What about side effects?

This is usually the first concern, and it's a fair one. The answer comes down to dosing. When testosterone is used appropriately in women, the goal is physiologic dosing: restoring levels to a range that is normal for a woman, not pushing beyond it. At the right dose, significant hair growth is uncommon, and voice changes are rare, typically seen only with high, unmonitored levels.


The delivery method matters just as much. Transdermal creams or gels are generally preferred because they allow for gradual, adjustable dosing that can be modified over time. Pellets, by contrast, deliver a fixed dose that cannot be adjusted once placed,  which in some cases can push levels higher than intended with no way to course-correct. This isn't a fringe opinion: the Global Consensus Position Statement on testosterone in women which is endorsed by more than ten major medical societies including NAMS, the Endocrine Society, and the International Menopause Society explicitly does not recommend any testosterone preparation that results in supraphysiologic levels, including pellets. Not one major medical society recommends them. That lack of flexibility, and that level of consensus, is why delivery methods and careful monitoring aren't optional;  they're the whole point.
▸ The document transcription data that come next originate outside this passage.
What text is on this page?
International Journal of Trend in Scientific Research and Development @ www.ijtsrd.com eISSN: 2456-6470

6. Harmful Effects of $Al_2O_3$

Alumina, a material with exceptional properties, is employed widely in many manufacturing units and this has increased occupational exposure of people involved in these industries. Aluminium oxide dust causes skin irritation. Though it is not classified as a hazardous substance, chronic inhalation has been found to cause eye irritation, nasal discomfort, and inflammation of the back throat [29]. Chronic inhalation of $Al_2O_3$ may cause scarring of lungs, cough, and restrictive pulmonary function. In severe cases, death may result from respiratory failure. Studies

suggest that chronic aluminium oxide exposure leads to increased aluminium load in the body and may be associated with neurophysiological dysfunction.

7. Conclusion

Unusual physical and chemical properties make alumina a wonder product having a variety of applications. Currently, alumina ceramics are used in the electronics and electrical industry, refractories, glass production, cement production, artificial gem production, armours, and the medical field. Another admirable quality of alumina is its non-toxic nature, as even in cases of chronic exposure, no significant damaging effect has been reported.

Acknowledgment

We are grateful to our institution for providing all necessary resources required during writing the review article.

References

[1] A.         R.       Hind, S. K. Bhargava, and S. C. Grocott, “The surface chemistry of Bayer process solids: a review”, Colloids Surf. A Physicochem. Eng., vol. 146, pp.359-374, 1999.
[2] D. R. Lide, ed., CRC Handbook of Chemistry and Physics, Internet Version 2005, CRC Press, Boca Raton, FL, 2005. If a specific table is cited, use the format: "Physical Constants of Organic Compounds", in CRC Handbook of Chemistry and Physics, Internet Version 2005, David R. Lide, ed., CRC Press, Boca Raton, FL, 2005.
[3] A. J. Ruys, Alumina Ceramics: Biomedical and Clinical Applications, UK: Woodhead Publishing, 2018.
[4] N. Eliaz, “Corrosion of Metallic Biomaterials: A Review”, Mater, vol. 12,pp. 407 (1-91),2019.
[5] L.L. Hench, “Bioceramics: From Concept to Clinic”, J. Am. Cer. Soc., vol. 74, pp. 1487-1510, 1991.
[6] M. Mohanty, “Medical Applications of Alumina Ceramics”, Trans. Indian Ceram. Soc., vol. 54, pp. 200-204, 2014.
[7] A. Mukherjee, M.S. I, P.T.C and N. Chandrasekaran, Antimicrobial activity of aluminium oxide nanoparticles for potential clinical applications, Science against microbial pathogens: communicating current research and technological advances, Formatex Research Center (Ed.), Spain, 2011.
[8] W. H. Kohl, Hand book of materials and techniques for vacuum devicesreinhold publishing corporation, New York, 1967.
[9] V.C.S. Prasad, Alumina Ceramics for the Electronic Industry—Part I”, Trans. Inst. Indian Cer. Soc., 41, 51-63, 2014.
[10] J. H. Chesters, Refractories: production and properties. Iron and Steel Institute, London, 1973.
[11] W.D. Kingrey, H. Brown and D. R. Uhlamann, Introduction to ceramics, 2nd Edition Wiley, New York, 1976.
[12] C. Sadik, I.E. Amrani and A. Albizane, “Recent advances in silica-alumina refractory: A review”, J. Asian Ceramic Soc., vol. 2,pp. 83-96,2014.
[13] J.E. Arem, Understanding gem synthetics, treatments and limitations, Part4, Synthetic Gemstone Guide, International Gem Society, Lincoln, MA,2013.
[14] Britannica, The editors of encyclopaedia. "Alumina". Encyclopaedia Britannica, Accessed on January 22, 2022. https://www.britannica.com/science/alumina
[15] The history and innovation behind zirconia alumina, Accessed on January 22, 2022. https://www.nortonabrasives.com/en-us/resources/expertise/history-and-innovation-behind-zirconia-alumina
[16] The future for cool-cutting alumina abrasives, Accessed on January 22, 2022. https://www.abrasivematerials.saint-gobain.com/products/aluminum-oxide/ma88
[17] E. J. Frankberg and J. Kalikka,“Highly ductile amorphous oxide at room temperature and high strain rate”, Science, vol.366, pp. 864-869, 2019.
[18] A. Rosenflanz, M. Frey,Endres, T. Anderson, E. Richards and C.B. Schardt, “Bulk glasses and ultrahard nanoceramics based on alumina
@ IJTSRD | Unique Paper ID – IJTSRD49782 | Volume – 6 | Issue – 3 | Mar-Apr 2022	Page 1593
What the research actually shows

Testosterone has the strongest evidence base for low sexual desire affecting quality of life. It doesn't work for everyone. Roughly half of women notice a meaningful improvement which makes sense given how many factors influence desire. But clinical research is also increasingly pointing toward benefits for mood, cognition, and physical resilience, and we're still learning how it all connects. That uncertainty is not a reason to dismiss it. It's a reason to approach it thoughtfully.


The Dreava approach

This is never a one-size-fits-all conversation. It starts with understanding your symptoms, your patterns, and your goals. When appropriate, labs are evaluated in context, foundational hormones are addressed first, and if testosterone becomes part of the plan, it's done with physiologic dosing, ongoing monitoring, and shared decision-making without pressure or rush.


If you've been feeling off and can't quite explain why, there's often a reason. Testosterone isn't the whole story. But for some women, it's a meaningful piece of it,  and you deserve to know it's part of the conversation.